Well, this place had gone south to the Goddamned equator as far as I was concerned, but I wasn’t dumb enough to tell Pecksniff that if he was planning on making an oil portrait of me, he should hurry up because he was going to be doing it from memory from here on in. I was going to fib as little as necessary to get to the property line and never darken this already stygian doorstep again. If I even gave him an inkling I was abandoning my post, he’d be on the phone to young Charlie in an instant, the receiver would be handed to me, and I’d have to hold it two inches from my head or go deaf. And stay. I had to do unto others as Angel had done to me. Tag is an Olympic sport in the building trades.

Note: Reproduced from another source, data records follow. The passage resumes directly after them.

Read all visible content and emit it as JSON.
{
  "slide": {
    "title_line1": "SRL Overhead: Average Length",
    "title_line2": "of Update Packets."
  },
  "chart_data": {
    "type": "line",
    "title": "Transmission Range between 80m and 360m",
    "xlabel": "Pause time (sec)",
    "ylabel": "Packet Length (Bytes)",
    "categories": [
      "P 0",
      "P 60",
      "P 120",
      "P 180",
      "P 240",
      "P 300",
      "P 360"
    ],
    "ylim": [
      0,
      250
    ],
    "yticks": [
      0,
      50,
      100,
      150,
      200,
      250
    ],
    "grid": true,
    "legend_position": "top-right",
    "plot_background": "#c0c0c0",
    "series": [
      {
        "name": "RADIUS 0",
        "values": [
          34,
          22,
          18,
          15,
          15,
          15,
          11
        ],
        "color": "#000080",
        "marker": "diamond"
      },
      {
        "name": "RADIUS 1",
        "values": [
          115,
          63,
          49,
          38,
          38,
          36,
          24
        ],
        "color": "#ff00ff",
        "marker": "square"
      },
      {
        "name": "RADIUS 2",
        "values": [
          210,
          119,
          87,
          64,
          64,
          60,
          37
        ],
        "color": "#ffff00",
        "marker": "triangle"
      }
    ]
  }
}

“This area is fine for setting up shop.” I backed toward the stairway leading up. ” I’m going back to the shop and help my friend with gathering… um, gathering the materials for the list.” Halfway up the stair now, Pecksniff standing at the bottom, looking like he’s not believing a word of it, but, who cares? “Someone from our office will call to… to… confirm our… us… when we’re coming back.”

I was home free at the top of the stairs now. I couldn’t picture Pecksniff running up the stairs to catch me in the driveway. I’d call in sick or find some other nonsense to tell young Charlie, and he wouldn’t believe me any more than Pecksniff would, but so what? He’d have to send someone else, and the deed would be done.

If it were done when ’tis done, then ’twere well
It were done quickly…

I froze. Something was not right. That’s really saying something, in a place where nothing was right. I was in the little roundabout room, and I looked at all the doors leading out, and recognized the kitchen in an instant. There was a noise in there.

I looked back down the stairs, and Pecksniff was gone. Back to his shrine, to atone for my intrusion? Who knows? Maybe he was tired from a long morning of tormenting contractors and needed to hang upside-down for a while to refresh himself. The noise couldn’t be him. It was a sort of drumming sound, down in the bass register, and a nasty, high-pitched hissing, muffled and indistinct, and it was coming from the kitchen.